Es evidente que Williams fue hijo afortunado de su tiempo, en el sentido de que «sus temas» —obsesivos y recurrentes— fueron tabú pero a la vez poderosamente atractivos para la sociedad de su época, baqueteada por el infortunio económico y la guerra, inmersa en la reconstrucción identitaria, muy atenta a las desviaciones de la «balsa» social convencional y sometida a una poderosa censura. En ese contexto (años 40 y 50), los dramas de Williams hallan fuerte arraigo por su carácter evocador de un paraíso recientemente perdido y a la vez por su espíritu transgresor desde un punto de vista individual. Las décadas de los 60 y los 70 conllevan otras preocupaciones y, en consecuencia, otros temas de interés bien alejados; paralelamente, como era de esperar, la estrella de Tennessee Williams languidece y se apaga. Su discurso gótico sureño, del que fueron también excelsos representantes Faulkner, Capote o McCullers, pierde fuelle.
El dramaturgo de Misisipi realizó sus propias incursiones en el cine como irregular guionista para la MGM e incluso colaboró en la escritura de algunas de las adaptaciones al cine de sus propias obras que, trufadas de vivencias y reivindicaciones propias en sus páginas, adquieren en el celuloide un carácter más coral y ambiguo, menos personal y explícito, incluso levemente atemperado y hasta maquillado en su desarrollo. No es por ello extraño que cintas míticas como La gata sobre el tejado de zinc caliente (Brooks, 1958) o De repente el último verano (Mankiewicz, 1959) disgustaran a Williams por los cambios introducidos en la trama original y por su resolución cinematográfica, deficiente desde su punto de vista, según afirma en sus memorias; más acorde se mostró con los trabajos de Kazan, que le reportó satisfacciones como esa joya llamada Un tranvía llamado deseo (1951), y con quien llegó a colaborar incluso en la redacción de los guiones tanto de ésta como de Baby Doll (1956).
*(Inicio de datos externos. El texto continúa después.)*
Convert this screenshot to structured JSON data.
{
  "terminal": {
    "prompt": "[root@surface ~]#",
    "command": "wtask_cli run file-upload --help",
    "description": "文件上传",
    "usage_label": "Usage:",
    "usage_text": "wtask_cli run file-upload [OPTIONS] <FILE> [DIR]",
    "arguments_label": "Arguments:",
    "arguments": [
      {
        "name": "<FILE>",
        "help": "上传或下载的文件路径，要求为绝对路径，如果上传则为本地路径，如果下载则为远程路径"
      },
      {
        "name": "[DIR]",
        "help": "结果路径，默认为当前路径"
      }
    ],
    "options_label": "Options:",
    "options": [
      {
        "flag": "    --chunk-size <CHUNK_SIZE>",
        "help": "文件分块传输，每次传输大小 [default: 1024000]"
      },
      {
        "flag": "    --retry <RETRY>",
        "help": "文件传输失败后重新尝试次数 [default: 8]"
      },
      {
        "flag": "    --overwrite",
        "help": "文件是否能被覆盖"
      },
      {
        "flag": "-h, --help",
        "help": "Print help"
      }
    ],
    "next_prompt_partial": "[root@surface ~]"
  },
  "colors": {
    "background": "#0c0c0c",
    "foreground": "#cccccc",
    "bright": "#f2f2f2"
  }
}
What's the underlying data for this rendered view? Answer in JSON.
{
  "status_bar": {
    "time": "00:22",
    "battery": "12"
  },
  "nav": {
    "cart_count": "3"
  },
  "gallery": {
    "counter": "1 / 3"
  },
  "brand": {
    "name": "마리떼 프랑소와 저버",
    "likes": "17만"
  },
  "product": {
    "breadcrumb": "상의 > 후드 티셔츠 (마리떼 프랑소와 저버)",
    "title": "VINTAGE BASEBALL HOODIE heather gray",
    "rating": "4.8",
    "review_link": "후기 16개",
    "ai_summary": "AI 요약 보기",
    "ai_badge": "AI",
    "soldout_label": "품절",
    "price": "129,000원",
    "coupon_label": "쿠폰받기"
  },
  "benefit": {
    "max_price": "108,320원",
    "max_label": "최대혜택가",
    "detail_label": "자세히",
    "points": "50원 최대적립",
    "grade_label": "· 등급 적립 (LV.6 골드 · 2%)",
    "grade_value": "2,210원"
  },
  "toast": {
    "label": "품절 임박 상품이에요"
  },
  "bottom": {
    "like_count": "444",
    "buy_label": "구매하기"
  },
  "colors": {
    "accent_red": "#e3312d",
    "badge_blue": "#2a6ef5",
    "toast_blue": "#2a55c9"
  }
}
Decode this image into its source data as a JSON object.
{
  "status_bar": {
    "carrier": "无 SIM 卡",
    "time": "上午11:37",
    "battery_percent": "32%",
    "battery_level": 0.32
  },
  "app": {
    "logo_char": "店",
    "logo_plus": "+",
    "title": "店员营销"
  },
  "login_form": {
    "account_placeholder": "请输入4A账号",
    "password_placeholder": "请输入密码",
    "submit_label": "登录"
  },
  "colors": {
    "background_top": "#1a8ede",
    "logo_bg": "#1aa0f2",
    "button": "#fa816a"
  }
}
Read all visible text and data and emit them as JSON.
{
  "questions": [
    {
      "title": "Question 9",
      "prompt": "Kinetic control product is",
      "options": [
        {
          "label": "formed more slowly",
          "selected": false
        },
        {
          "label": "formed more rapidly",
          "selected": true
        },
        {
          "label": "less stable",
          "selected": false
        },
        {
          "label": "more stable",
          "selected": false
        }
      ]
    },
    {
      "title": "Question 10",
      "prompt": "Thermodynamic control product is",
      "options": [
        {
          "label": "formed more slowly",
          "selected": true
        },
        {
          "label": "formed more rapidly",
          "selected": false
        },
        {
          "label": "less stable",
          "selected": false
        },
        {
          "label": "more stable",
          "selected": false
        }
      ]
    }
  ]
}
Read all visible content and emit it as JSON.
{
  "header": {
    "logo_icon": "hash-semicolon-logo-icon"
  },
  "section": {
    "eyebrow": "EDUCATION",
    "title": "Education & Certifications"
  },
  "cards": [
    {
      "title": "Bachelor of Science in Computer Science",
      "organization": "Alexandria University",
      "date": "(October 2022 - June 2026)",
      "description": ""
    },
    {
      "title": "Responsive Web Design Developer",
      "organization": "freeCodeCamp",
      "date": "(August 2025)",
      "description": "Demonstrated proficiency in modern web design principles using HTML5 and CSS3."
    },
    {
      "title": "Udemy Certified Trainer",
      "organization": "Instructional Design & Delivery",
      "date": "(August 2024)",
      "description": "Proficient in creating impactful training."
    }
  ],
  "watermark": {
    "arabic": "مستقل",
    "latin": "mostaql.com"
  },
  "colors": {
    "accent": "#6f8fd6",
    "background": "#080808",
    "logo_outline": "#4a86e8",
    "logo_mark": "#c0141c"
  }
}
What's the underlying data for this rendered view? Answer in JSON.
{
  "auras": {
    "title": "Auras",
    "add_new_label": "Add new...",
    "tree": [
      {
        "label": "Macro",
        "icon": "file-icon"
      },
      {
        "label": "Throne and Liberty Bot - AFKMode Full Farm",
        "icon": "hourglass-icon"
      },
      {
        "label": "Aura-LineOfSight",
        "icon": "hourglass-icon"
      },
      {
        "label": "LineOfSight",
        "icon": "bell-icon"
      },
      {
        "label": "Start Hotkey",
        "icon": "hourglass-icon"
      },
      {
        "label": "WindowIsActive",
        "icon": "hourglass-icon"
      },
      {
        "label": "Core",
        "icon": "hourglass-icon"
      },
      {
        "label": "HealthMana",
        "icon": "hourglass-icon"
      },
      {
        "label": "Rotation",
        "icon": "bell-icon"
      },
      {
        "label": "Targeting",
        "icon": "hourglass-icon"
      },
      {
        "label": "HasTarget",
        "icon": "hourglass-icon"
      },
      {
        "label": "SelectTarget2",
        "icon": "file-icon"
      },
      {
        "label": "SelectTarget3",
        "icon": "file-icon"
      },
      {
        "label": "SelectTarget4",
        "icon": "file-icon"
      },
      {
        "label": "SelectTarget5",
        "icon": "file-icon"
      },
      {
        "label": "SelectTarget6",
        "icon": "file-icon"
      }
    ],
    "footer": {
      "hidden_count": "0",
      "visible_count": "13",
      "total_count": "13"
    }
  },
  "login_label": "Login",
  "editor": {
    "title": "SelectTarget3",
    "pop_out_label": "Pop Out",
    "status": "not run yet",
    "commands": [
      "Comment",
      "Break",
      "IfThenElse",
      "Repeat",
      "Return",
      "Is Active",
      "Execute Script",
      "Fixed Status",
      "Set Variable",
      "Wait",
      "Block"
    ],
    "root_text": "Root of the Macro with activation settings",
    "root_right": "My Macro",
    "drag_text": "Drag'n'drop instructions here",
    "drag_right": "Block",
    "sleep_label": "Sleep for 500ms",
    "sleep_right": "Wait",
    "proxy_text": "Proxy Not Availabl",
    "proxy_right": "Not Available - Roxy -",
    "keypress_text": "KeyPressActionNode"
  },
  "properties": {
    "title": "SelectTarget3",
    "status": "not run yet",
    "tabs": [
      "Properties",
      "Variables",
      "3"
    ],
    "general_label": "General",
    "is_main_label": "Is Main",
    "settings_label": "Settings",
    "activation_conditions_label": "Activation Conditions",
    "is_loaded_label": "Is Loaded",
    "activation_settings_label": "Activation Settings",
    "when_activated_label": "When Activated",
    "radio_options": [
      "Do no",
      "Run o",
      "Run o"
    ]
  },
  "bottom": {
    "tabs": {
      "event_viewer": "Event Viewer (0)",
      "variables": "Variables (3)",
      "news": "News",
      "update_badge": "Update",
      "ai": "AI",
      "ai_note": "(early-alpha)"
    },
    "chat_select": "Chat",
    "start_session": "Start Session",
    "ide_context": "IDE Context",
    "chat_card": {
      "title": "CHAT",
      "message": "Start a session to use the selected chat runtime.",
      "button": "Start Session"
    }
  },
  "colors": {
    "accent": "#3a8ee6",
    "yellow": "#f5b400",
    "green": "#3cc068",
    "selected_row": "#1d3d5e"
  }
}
Sin entrar en reducciones censoras, y desde una mera consideración estilística, llevar el teatro al cine es complicado, y Tennessee Williams siempre tuvo la sensación de que en su caso no se pudo realizar sin importantes sacrificios. En su obra era esencial la honda «solitariedad» y desarraigo de sus personajes, de algún modo independientes de la trama, ensimismados en una lucha con el mundo perdida de antemano. Ese carácter se diluye en la pantalla en beneficio de un argumento polifónico, más lineal y anecdótico, menos íntimo. Igualmente, lo simbólico en las páginas de Williams posee por fuerza unos modales poéticos que el cine, en «traducción traidora», despoja de lo literario en beneficio de la efectividad visual y escénica —a base de escenas de impacto y actores-monstruo que acaban por fagocitar a sus personajes—.
Hoy, a pesar de las objeciones de Williams a la traslación cinematográfica de su trabajo, éste persiste sobre todo gracias a la sensual camiseta de Brando, a la aparición en ascensor de Hepburn, al blanco vestido de Taylor o a los desafiantes contoneos de Gardner. Los hijos díscolos velaron bien por la memoria del padre asesinado.